Other changes to the agreement include legal protections for the curriculum provided, the length of the agreement, trademark ownership, and others. The agreement will be in effect for 10 years, but can be extended to 15 years if the projected commission payments are on schedule by the third year. It will be extended to 20 years if by the sixth year the commission projections are met, per the contract. Additional extensions can be negotiated after the 10th year.

The contract can be terminated if ASUCQ doesn’t pay the outlined commissions. It can also be terminated if the security on the campus isn’t adequate, and there are numerous other breaches of contract that could terminate the agreement. If the agreement is terminated, there will be a wind down period. During this time, the name of the school will be changed within 45 days and all references to ASU will be removed.
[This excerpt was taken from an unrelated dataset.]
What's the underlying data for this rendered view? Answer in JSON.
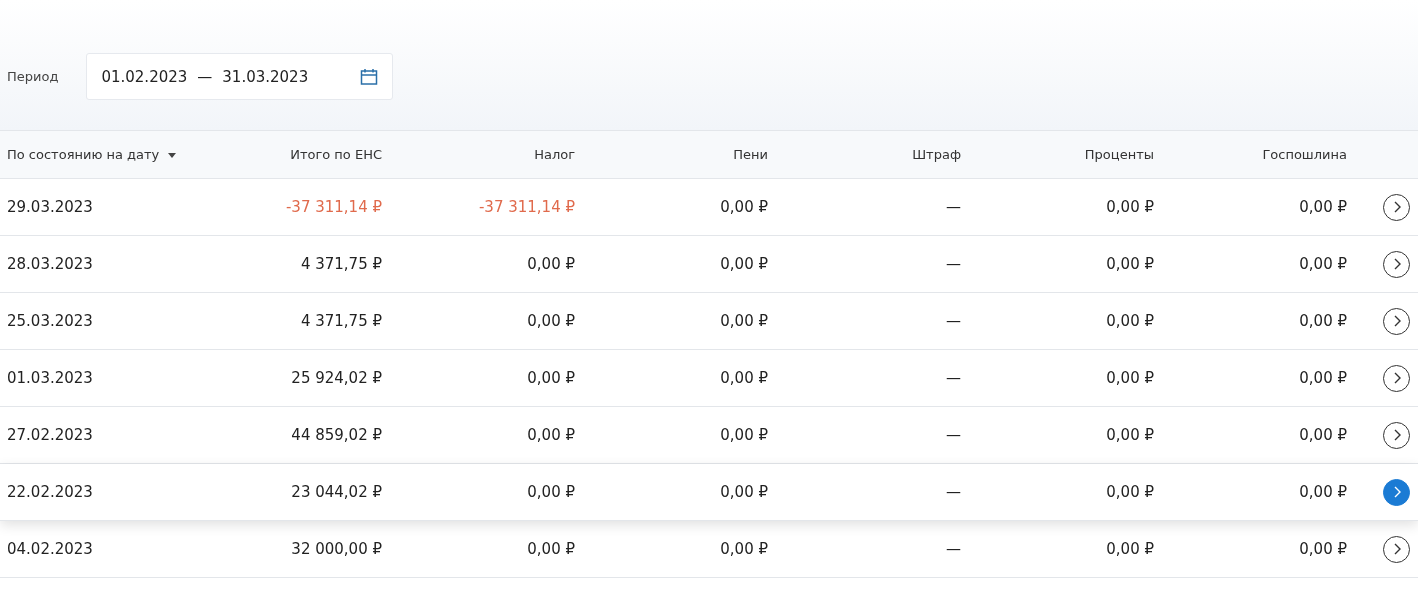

Queretaro, located in north-central Mexico about 200 miles north of Mexico City, is a technology and industrial hub in the country. At least 1,300 international companies have offices in the city. Gonzalez, who has worked in the banking and food product sectors, partnered with his investors to create an educated workforce to fill the needs of the companies. There is also an impetus by the group to raise education levels and the quality of life in the country.

The college sits on a 370-acre swath and is part of a much larger project envisioned by the investment group. The vision is to build an entire community in the desert with homes, retail shopping markets, parks, and other amenities. The investors hope to attract the best students in the region and provide them with a high quality of life.

Workers are constructing more than 800,000-square-feet of classrooms, dormitories, and other facilities. Degree programs include business, communications, engineering, technology, and science. Other degree programs will be offered once the college is established, officials said.